Imparsial Kritik Penggunaan Broker pada Pembelian Alutsista

Yohannie Linggasari | CNN Indonesia
Jumat, 22 Jan 2016 06:49 WIB
Jasa perantara membuat pengeluaran pemerintah membengkak karena harus memberikan komisi. Pengadaan pun jadi tak transparan dan berpotensi dikorup.
Imparsial meminta penggunaan jasa broker dalam pengadaan alutsista dihapus demi efisiensi anggaran dan transparansi. (CNN Indonesia/Safir Makki)
Jakarta, CNN Indonesia -- Direktur Imparsial Al Araf mengatakan Indonesia masih mengalami masalah serius dalam pengadaan alat utama sistem persenjataan (alutsista). Pengadaan tersebut diyakini masih menggunakan jasa perantara, dan pengerjaannya tak transparan.

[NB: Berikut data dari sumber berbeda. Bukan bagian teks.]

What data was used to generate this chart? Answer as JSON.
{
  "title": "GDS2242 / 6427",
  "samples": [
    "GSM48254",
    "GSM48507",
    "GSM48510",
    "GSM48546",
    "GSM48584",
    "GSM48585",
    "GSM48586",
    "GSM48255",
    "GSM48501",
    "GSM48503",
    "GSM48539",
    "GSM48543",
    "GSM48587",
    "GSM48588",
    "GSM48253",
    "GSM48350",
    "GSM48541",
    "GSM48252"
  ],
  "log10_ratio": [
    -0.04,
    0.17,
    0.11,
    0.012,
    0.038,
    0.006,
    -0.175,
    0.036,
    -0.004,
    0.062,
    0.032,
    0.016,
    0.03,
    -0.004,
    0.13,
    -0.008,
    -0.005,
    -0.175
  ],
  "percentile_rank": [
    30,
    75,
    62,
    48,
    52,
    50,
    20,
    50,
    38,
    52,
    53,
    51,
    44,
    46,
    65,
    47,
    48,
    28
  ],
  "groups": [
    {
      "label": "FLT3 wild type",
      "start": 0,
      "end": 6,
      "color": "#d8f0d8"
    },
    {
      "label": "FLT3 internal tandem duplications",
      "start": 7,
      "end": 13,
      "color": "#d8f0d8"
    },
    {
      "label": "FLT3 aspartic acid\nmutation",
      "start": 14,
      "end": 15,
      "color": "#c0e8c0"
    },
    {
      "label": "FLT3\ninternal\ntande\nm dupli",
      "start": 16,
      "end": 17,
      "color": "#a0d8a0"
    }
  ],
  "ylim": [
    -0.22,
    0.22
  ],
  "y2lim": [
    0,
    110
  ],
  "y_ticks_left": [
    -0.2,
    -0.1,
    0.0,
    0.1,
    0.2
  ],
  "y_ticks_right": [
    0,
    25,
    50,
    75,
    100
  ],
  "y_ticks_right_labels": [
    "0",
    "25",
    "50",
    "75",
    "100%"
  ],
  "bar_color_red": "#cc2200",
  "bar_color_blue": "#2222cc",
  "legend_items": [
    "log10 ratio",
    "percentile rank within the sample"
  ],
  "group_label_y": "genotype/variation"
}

Penggunaan jasa perantara, kata Araf, membuat pengeluaran pemerintah membengkak karena harus memberikan komisi. Perantara ini sering pula memengaruhi kebijakan pemerintah karena punya koneksi politik kuat dengan pihak tertentu.

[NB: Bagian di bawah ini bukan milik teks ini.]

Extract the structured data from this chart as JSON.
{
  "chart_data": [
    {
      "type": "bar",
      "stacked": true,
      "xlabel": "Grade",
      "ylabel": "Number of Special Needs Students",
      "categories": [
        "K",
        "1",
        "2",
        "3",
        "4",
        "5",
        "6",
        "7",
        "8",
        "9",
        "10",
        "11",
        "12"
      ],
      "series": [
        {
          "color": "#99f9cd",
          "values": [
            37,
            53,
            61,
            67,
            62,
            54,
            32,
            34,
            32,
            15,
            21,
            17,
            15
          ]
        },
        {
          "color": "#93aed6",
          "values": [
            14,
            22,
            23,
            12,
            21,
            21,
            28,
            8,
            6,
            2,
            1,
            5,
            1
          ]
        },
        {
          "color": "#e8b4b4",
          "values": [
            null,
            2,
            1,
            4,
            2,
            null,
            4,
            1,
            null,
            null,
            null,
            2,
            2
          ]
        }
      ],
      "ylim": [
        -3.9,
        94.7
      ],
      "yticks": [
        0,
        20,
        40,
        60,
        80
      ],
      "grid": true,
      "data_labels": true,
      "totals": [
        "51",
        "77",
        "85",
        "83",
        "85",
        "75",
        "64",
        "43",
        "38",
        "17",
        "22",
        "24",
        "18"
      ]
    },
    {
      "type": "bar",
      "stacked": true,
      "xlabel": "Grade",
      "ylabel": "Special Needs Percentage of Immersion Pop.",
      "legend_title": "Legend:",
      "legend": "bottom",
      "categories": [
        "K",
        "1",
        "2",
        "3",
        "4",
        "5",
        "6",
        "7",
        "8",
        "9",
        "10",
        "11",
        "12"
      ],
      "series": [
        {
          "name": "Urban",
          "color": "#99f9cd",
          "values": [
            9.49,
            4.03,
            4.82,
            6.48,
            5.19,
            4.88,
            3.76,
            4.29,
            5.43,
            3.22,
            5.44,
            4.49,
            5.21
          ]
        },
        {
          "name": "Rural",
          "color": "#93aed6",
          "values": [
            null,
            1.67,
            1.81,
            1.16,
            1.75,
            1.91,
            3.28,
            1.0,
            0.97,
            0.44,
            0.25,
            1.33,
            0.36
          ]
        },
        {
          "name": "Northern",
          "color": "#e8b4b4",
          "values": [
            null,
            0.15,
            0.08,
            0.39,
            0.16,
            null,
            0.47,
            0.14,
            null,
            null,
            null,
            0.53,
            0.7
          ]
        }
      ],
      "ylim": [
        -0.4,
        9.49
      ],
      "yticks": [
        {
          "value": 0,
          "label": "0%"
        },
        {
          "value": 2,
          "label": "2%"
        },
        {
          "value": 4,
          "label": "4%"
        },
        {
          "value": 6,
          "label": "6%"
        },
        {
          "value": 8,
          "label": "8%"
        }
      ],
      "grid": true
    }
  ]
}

"Seharusnya anggaran dan pengadaan alutsista transparan. Harus jelas proses pembeliannya. Ini bukan hal yang harus dirahasiakan seperti strategi pertahanan," kata Araf di Jakarta.

ADVERTISEMENT

SCROLL TO CONTINUE WITH CONTENT

Banyaknya dana yang terbuang untuk menyewa jasa perantara dinilai Imparsial membuat kualitas alutsista di Indonesia bobrok. Ia mencontohkan banyaknya kasus kecelakaan karena alutsista yang telah usang.

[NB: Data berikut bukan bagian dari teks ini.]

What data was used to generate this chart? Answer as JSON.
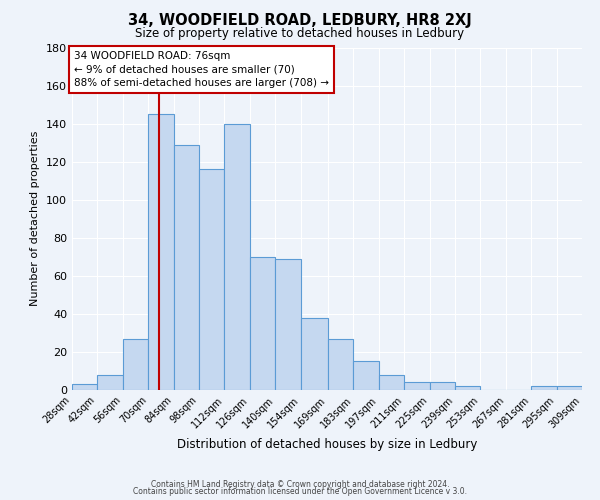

"Pengadaan alutsista yang tidak transparan berdampak pada keselamatan para prajurit. Kalau uang alutsista dikorup, maka bisa mengancam keselamatan mereka karena jeleknya kualitas alutsista yang dibeli," kata Araf.

Araf kemudian mencontohkan pembelian Sukhoi pada masa kepemimpinan Susilo Bambang Yudhoyono. Saat itu SBY dan Presiden Rusia Vladimir Putin telah teken kontrak pembelian Sukhoi secara langsung.

"Namun kemudian pada praktiknya menggunakan jasa perantara. Padahal mereka punya kantor resmi di Jakarta. Begitulah, kadang perantara begitu cepat bermain di depan," kata Araf.
Imparsial juga mengkritik keputusan pemerintah yang kerap membeli alutsista dari negara yang tidak menjalankan pemerintahan secara transparan. Seharusnya, kata Araf, pemerintah Indonesia memilih rekan yang punya reputasi baik.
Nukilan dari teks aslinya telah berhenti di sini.